EARLY DISCHARGE OF THE NEWBORN INFANT

Saturday, August 16, 2008

The trend for several years has been toward shorter hospital stays for well mothers and infants, with typical stays in 1997 of 24 hours following a normal vaginal delivery and 48–72 hours following a cesarean section. Although there has been a growing backlash against early discharge, culminating in the United States in the passage of the Newborns’ and Mothers’ Health Protection Act (effective January 1, 1998), it is unlikely that the typical length of stay for the normal newborn will increase substantially. Discharge at 24–36 hours of age appears safe and appropriate for most infants if there are no contraindications (Table 1–7) and a follow-up visit at 48–72 hours after discharge is ensured. Most infants with severe cardiorespiratory disorders and infections are identified in the first 6 hours of life. The exception would be the infant treated with intrapartum antibiotic prophylaxis for maternal group B streptococcal colonization or infection. The Centers for Disease Control and American Academy of Pediatrics (AAP) have recommended that these infants be observed in hospital for 48 hours because of the possibility of “partial treatment” with delayed onset of symptoms of infection. Other problems such as jaundice and difficulties in breast feeding typically occur after 48 hours and can usually be dealt with on an outpatient basis provided good follow-up has been arranged.
The AAP recommends a follow-up visit within 48–72 hours for any newborn discharged before 48 hours of age. Infants who are small or slightly premature—especially if breast feeding—are at particular risk for inadequate intake.
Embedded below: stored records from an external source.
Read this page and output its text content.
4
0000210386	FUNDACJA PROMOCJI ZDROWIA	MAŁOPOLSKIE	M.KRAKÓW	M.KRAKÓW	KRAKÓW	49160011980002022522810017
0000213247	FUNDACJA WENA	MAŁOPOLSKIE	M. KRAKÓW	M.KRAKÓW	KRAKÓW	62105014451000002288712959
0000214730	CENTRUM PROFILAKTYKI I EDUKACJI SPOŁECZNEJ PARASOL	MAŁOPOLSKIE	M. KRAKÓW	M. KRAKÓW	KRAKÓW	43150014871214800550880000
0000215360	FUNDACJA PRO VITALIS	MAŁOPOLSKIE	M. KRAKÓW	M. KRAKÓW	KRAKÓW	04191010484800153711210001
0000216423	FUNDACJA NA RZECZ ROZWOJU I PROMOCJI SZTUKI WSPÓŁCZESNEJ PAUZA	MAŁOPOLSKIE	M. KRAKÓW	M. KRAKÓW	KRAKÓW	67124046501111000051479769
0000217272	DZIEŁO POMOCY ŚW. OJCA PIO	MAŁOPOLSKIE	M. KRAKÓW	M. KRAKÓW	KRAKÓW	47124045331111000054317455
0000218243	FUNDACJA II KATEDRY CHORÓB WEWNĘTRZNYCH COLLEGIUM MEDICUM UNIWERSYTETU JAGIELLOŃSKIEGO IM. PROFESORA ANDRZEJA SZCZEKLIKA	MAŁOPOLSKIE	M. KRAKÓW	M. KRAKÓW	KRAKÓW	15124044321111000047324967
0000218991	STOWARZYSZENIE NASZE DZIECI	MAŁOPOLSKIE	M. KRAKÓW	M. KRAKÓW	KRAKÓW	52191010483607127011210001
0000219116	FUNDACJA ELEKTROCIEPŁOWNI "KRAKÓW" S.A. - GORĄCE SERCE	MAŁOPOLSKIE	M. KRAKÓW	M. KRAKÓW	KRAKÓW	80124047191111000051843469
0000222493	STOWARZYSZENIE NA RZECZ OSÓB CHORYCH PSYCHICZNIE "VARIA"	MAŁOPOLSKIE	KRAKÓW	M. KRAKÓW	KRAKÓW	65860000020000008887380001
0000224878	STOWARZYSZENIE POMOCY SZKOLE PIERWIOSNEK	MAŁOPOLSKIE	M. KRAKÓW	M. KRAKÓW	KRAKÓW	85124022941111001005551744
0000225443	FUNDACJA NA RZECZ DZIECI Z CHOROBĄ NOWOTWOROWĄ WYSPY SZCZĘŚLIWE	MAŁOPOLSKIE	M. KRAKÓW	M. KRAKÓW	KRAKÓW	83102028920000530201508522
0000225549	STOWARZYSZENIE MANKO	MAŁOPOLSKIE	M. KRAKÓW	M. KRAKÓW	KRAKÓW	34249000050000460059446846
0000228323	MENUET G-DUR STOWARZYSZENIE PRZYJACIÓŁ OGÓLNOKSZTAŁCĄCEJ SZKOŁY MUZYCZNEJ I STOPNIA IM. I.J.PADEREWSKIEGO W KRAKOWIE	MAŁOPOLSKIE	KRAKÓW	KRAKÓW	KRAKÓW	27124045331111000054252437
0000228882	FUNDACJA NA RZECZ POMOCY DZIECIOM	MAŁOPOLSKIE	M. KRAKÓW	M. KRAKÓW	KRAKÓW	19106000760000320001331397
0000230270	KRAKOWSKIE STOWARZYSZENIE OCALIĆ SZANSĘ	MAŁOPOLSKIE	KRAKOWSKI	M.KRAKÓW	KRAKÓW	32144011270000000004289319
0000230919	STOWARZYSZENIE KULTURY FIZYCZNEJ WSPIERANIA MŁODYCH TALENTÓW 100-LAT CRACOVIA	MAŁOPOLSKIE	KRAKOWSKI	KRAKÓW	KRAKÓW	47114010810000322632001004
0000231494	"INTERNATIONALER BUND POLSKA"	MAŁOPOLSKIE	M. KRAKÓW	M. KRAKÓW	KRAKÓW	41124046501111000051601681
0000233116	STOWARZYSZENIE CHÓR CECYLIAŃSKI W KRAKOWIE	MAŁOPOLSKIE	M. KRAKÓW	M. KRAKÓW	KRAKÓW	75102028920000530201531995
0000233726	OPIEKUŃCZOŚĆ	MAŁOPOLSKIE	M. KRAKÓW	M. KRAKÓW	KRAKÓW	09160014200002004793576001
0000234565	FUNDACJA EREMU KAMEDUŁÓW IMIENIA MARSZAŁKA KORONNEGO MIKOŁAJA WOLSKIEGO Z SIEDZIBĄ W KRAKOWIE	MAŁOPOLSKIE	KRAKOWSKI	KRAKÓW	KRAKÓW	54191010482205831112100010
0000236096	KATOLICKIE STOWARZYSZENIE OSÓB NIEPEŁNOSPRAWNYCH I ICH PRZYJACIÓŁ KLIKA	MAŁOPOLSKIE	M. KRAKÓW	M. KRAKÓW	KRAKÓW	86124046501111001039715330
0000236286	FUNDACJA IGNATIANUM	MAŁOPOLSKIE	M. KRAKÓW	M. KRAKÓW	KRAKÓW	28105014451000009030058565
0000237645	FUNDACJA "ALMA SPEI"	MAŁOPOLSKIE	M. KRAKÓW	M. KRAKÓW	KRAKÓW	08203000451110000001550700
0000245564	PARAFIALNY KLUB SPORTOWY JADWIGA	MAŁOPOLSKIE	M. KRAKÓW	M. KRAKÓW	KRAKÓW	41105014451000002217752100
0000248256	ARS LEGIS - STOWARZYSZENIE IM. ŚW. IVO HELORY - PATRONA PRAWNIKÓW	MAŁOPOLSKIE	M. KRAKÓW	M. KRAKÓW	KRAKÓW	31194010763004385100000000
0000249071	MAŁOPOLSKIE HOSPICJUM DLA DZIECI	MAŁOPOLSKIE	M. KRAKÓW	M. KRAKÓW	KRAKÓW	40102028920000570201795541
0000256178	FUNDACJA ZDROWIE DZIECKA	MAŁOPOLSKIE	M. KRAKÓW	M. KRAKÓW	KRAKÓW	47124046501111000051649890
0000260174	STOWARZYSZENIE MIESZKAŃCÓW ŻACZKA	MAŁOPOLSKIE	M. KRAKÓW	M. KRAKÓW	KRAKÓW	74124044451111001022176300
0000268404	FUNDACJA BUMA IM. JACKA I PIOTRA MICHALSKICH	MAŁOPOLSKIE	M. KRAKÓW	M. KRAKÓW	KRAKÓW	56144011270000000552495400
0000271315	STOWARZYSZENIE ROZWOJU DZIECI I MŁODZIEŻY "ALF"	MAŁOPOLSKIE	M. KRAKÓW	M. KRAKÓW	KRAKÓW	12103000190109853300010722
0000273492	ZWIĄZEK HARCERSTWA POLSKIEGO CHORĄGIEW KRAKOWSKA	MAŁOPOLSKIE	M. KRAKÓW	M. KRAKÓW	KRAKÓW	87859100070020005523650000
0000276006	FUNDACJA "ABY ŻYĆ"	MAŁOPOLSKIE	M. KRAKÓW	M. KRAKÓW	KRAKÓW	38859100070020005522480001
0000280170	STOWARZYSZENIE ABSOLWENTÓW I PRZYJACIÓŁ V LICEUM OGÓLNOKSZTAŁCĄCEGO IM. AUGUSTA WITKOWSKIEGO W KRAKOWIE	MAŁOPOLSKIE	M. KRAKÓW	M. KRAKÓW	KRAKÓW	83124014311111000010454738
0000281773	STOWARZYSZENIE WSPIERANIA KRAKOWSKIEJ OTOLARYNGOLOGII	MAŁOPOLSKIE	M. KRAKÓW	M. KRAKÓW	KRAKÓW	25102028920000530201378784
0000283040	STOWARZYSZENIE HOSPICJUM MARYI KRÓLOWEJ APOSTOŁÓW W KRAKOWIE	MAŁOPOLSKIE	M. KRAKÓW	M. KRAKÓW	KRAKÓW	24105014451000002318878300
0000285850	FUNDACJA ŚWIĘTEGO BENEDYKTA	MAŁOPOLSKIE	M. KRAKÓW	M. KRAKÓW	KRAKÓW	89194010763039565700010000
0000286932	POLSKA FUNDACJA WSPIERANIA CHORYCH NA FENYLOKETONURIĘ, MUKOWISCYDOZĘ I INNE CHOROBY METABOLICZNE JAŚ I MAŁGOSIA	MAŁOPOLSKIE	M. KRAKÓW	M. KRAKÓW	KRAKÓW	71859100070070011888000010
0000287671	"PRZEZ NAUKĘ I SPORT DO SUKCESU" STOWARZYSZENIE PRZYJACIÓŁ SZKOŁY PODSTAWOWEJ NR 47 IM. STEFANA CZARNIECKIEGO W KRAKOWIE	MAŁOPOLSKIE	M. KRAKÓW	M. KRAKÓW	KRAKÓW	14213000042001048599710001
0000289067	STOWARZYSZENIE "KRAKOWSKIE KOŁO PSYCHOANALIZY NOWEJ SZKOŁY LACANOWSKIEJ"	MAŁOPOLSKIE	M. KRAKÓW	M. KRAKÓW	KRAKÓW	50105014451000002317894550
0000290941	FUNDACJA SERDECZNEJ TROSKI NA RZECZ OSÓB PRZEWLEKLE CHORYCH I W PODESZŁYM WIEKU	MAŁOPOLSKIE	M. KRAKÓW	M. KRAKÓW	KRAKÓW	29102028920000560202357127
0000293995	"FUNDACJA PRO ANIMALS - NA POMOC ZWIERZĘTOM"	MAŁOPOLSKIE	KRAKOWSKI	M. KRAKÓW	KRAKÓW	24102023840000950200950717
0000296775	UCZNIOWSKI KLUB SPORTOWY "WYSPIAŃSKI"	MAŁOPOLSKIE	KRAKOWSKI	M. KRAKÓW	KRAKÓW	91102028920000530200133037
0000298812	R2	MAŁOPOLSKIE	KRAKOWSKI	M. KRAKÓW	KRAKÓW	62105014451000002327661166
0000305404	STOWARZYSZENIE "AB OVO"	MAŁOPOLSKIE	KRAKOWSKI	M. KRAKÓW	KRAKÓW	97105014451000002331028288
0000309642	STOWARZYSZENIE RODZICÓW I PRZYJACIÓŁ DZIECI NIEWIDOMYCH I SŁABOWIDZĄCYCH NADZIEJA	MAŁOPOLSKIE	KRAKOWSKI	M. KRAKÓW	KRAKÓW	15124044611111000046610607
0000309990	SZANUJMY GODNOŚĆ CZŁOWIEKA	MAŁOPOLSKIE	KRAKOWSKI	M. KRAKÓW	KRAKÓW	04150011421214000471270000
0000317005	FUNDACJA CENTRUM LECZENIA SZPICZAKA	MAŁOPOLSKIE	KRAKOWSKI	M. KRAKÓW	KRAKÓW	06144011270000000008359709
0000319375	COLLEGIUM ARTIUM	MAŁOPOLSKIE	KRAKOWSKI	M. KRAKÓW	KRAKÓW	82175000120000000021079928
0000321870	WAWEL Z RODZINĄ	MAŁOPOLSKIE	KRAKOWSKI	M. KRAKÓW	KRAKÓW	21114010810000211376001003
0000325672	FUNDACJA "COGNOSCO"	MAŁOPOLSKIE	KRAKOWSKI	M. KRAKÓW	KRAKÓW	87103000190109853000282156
Suggested guidelines for the follow-up interview and physical examination are presented in Table 1–8. The optimal timing of discharge must be determined in each case based on medical, social, and financial factors.

CIRCUMCISION
Circumcision is an elective procedure to be performed only in healthy, stable infants. The procedure probably has medical benefits, including prevention of phimosis, paraphimosis, balanoposthitis, and urinary tract infection. Later benefits include decreased incidence of cancer of the penis, cervical cancer (in partners of circumcised men), and sexually transmitted diseases (including HIV). Most parents decide on circumcision for nonmedical reasons. The risks of the procedure include local infection, bleeding, removal of too much skin, and urethral injury. The combined incidence of these complications is less than 1%. Local anesthesia (dorsal penile nerve block or circumferential ring block with 1% lidocaine without epinephrine) or topical application of an anesthetic cream (eg, lidocaine-prilocaine cream) are safe and effective and should always be used. Techniques that allow visualization of the glans throughout the procedure (eg, using Plastibell and Gomco clamp) are preferred to a blind technique (eg, using Mogen clamp) because occasional amputation of the glans can occur with the latter technique. Circumcision is contraindicated in infants with genital abnormalities (eg, hypospadias). Coagulation screen should be performed prior to the procedure in infants with a family history of bleeding disorders.

HEARING SCREENING
Normal hearing is critical to normal language development. Significant bilateral hearing loss is present in 1–3 infants per 1000 in the well nursery and in 2–4 infants per 100 in the neonatal intensive care unit population. All infants should be screened for hearing loss by auditory brainstem evoked responses or evoked otoacoustic emissions as early as possible. Primary care providers and parents need to be advised of the possibility of hearing loss and offered ready referral in suspect cases.